Part of Proceedings of the Neural Information Processing Systems Track on Datasets and Benchmarks 1 (NeurIPS Datasets and Benchmarks 2021) round1
Karl Otness, Arvi Gjoka, Joan Bruna, Daniele Panozzo, Benjamin Peherstorfer, Teseo Schneider, Denis Zorin
Simulating physical systems is a core component of scientific computing, encompassing a wide range of physical domains and applications. Recently, there has been a surge in data-driven methods to complement traditional numerical simulation methods, motivated by the opportunity to reduce computational costs and/or learn new physical models leveraging access to large collections of data. However, the diversity of problem settings and applications has led to a plethora of approaches, each one evaluated on a different setup and with different evaluation metrics. We introduce a set of benchmark problems to take a step towards unified benchmarks and evaluation protocols.
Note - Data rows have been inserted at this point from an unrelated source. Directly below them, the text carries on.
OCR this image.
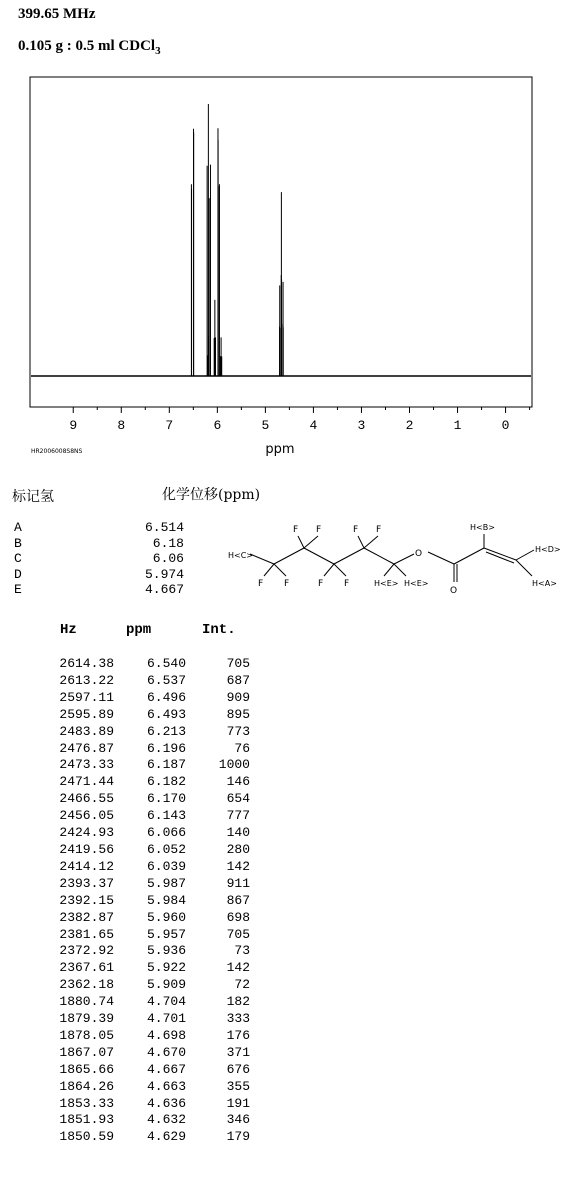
399.65 MHz
0.105 g : 0.5 ml CDCl$_3$
9	8	7	6	5	4	3	2	1	0
ppm
HR2006008S8NS
标记氢	化学位移(ppm)
A	6.514
B	6.18
C	6.06
D	5.974
E	4.667
F F	F F
F F	F F
H<C>
H<E> H<E>
O
O
H<B>
H<D>
H<A>
Hz	ppm	Int.
2614.38	6.540	705
2613.22	6.537	687
2597.11	6.496	909
2595.89	6.493	895
2483.89	6.213	773
2476.87	6.196	76
2473.33	6.187	1000
2471.44	6.182	146
2466.55	6.170	654
2456.05	6.143	777
2424.93	6.066	140
2419.56	6.052	280
2414.12	6.039	142
2393.37	5.987	911
2392.15	5.984	867
2382.87	5.960	698
2381.65	5.957	705
2372.92	5.936	73
2367.61	5.922	142
2362.18	5.909	72
1880.74	4.704	182
1879.39	4.701	333
1878.05	4.698	176
1867.07	4.670	371
1865.66	4.667	676
1864.26	4.663	355
1853.33	4.636	191
1851.93	4.632	346
1850.59	4.629	179
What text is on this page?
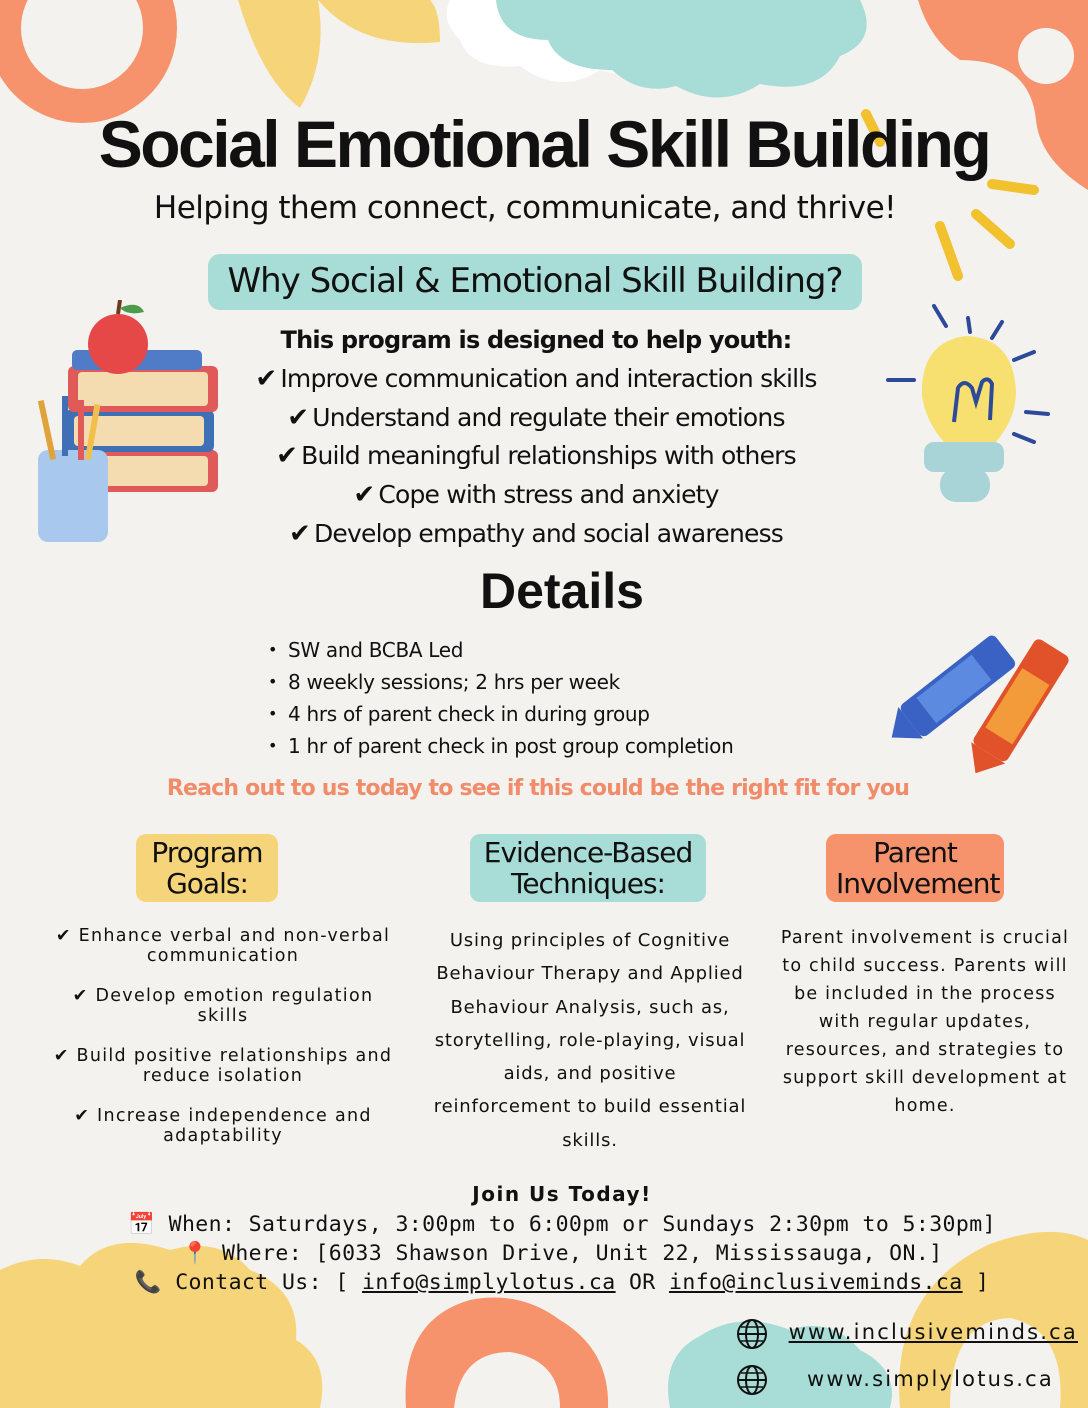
Social Emotional Skill Building
Helping them connect, communicate, and thrive!
Why Social & Emotional Skill Building?
This program is designed to help youth:
✔ Improve communication and interaction skills
✔ Understand and regulate their emotions
✔ Build meaningful relationships with others
✔ Cope with stress and anxiety
✔ Develop empathy and social awareness
Details
• SW and BCBA Led
• 8 weekly sessions; 2 hrs per week
• 4 hrs of parent check in during group
• 1 hr of parent check in post group completion
Reach out to us today to see if this could be the right fit for you
Program
Goals:
Evidence-Based
Techniques:
Parent
Involvement
✔ Enhance verbal and non-verbal communication
✔ Develop emotion regulation skills
✔ Build positive relationships and reduce isolation
✔ Increase independence and adaptability
Using principles of Cognitive Behaviour Therapy and Applied Behaviour Analysis, such as, storytelling, role-playing, visual aids, and positive reinforcement to build essential skills.
Parent involvement is crucial to child success. Parents will be included in the process with regular updates, resources, and strategies to support skill development at home.
Join Us Today!
📅 When: Saturdays, 3:00pm to 6:00pm or Sundays 2:30pm to 5:30pm]
📍 Where: [6033 Shawson Drive, Unit 22, Mississauga, ON.]
📞 Contact Us: [ info@simplylotus.ca OR info@inclusiveminds.ca ]
www.inclusiveminds.ca
www.simplylotus.ca
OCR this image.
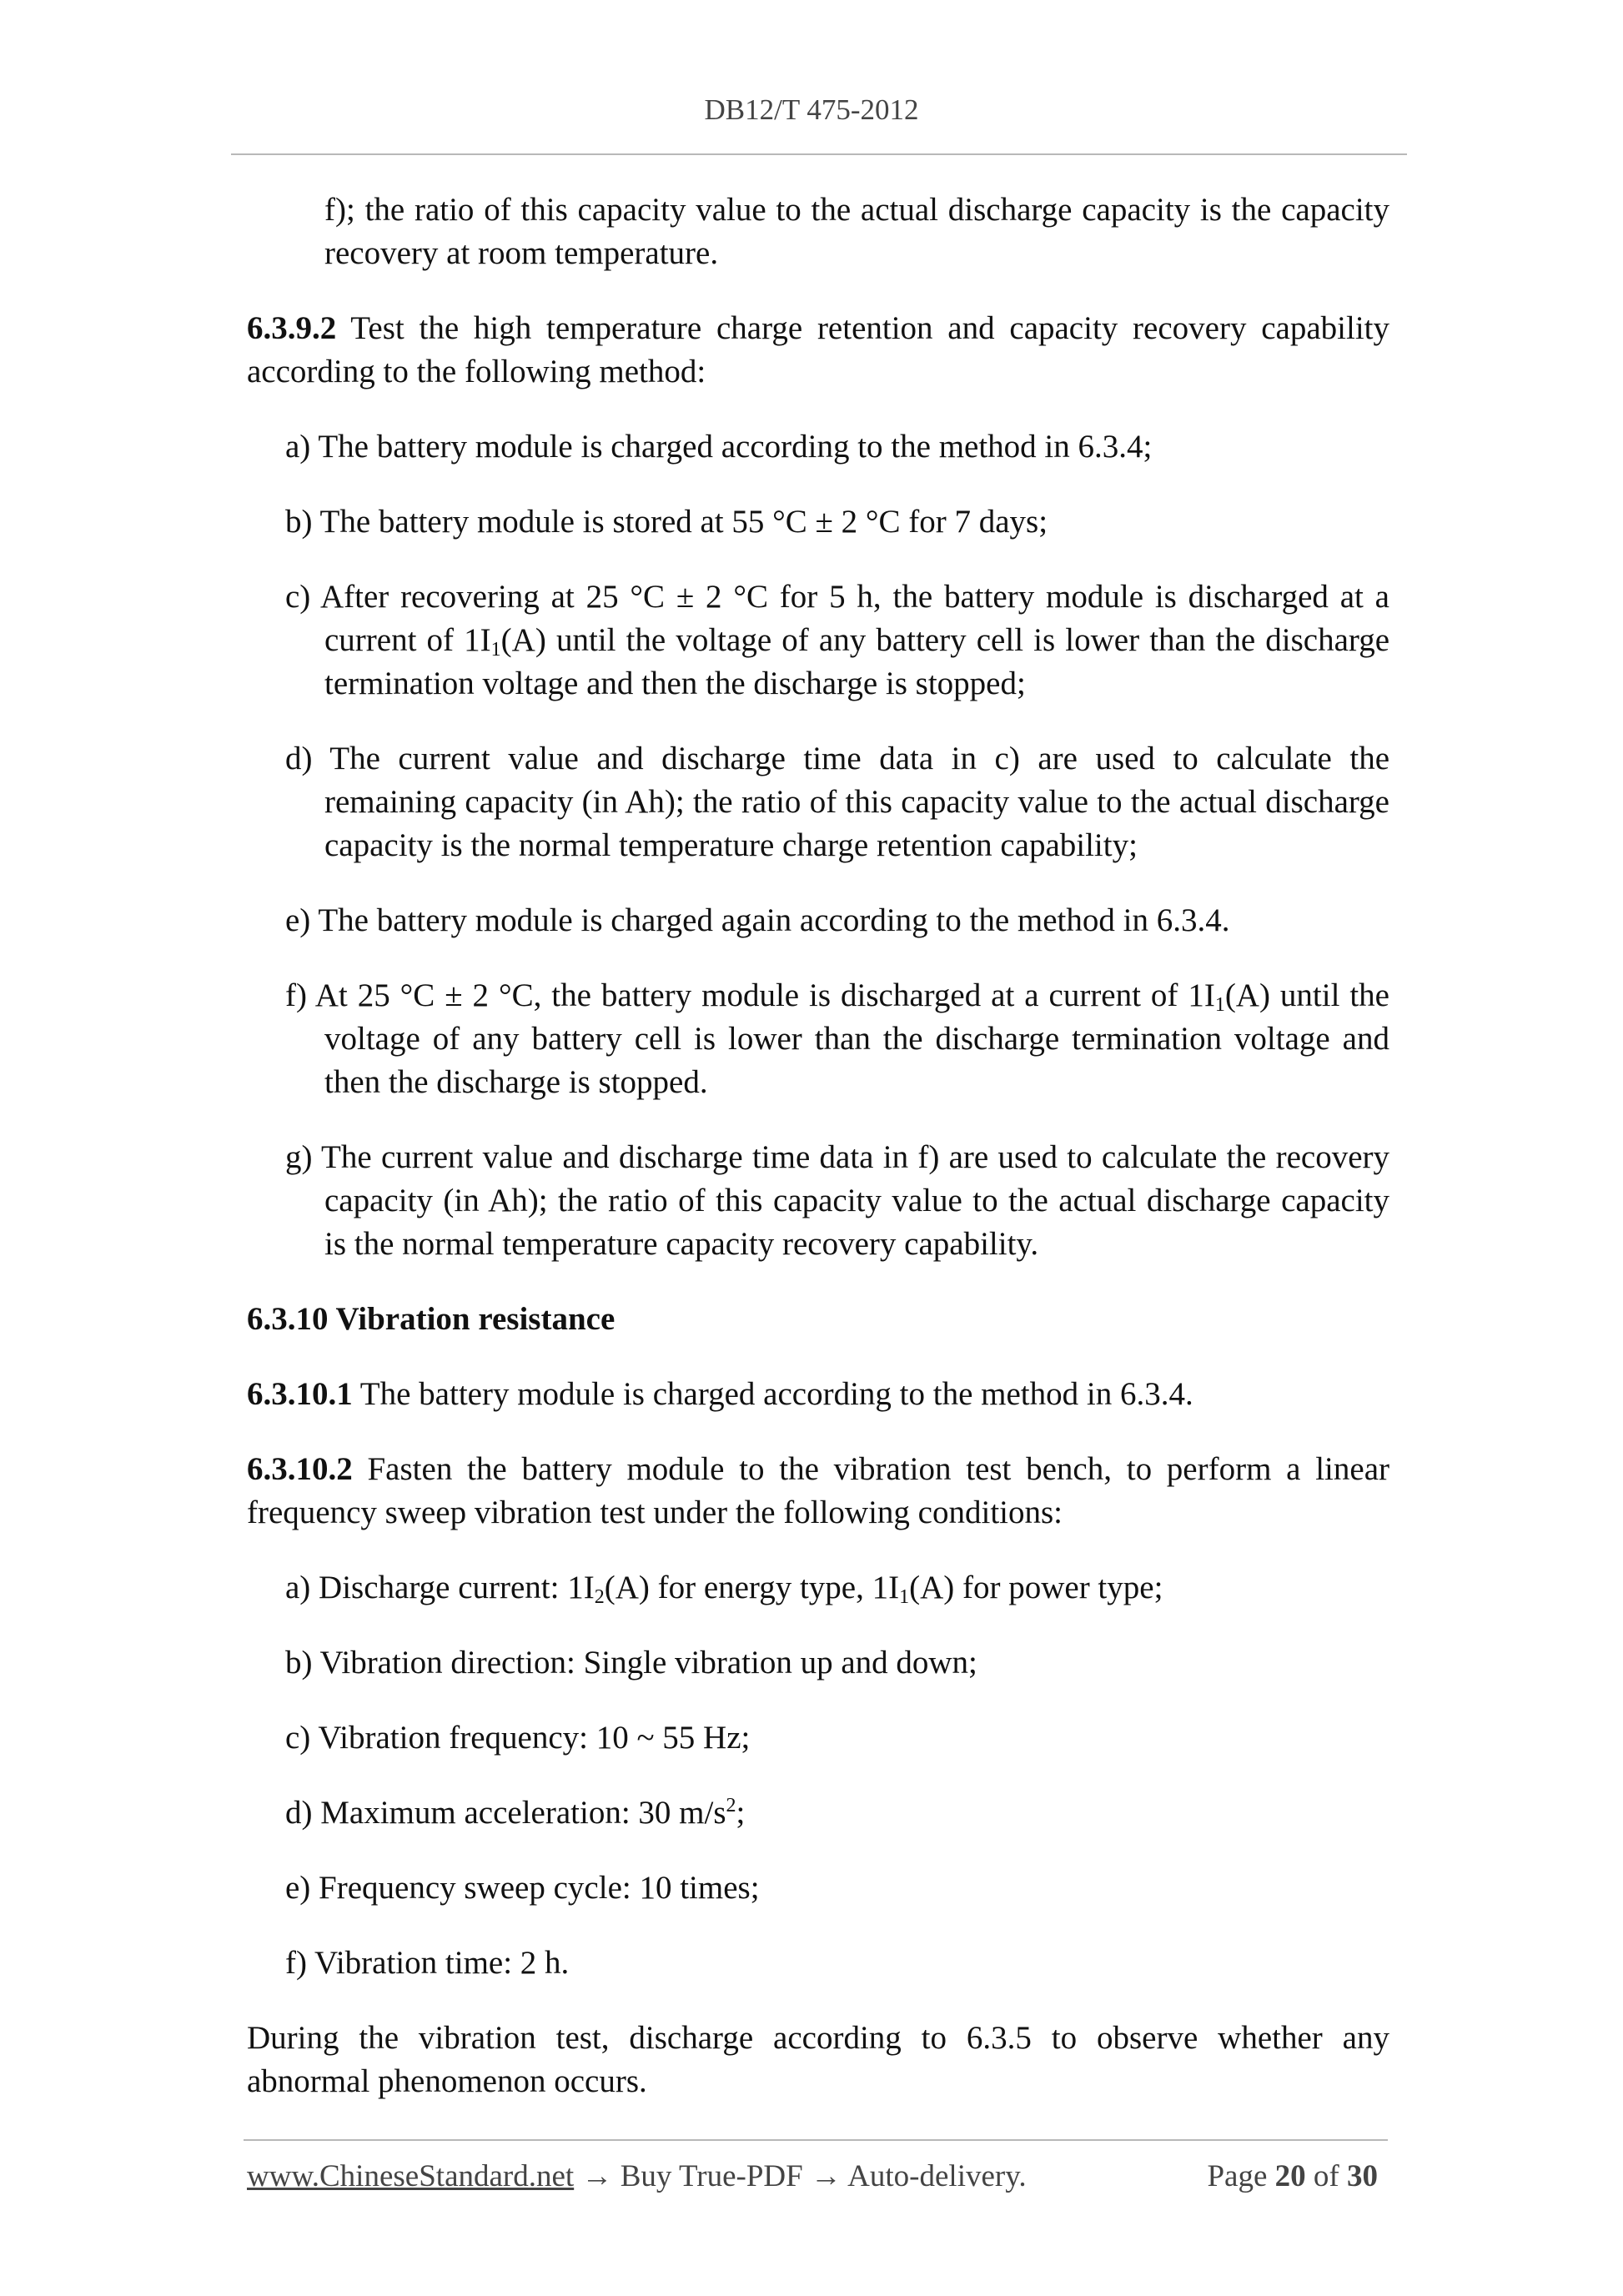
DB12/T 475-2012

f); the ratio of this capacity value to the actual discharge capacity is the capacity recovery at room temperature.

6.3.9.2 Test the high temperature charge retention and capacity recovery capability according to the following method:

a) The battery module is charged according to the method in 6.3.4;

b) The battery module is stored at 55 °C ± 2 °C for 7 days;

c) After recovering at 25 °C ± 2 °C for 5 h, the battery module is discharged at a current of $1I_1(A)$ until the voltage of any battery cell is lower than the discharge termination voltage and then the discharge is stopped;

d) The current value and discharge time data in c) are used to calculate the remaining capacity (in Ah); the ratio of this capacity value to the actual discharge capacity is the normal temperature charge retention capability;

e) The battery module is charged again according to the method in 6.3.4.

f) At 25 °C ± 2 °C, the battery module is discharged at a current of $1I_1(A)$ until the voltage of any battery cell is lower than the discharge termination voltage and then the discharge is stopped.

g) The current value and discharge time data in f) are used to calculate the recovery capacity (in Ah); the ratio of this capacity value to the actual discharge capacity is the normal temperature capacity recovery capability.

6.3.10 Vibration resistance

6.3.10.1 The battery module is charged according to the method in 6.3.4.

6.3.10.2 Fasten the battery module to the vibration test bench, to perform a linear frequency sweep vibration test under the following conditions:

a) Discharge current: $1I_2(A)$ for energy type, $1I_1(A)$ for power type;

b) Vibration direction: Single vibration up and down;

c) Vibration frequency: 10 ~ 55 Hz;

d) Maximum acceleration: 30 $m/s^2$;

e) Frequency sweep cycle: 10 times;

f) Vibration time: 2 h.

During the vibration test, discharge according to 6.3.5 to observe whether any abnormal phenomenon occurs.

www.ChineseStandard.net → Buy True-PDF → Auto-delivery.	Page 20 of 30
We propose four representative physical systems, as well as a collection of both widely used classical time integrators and representative data-driven methods (kernel-based, MLP, CNN, nearest neighbors). Our framework allows evaluating objectively and systematically the stability, accuracy, and computational efficiency of data-driven methods. Additionally, it is configurable to permit adjustments for accommodating other learning tasks and for establishing a foundation for future developments in machine learning for scientific computing.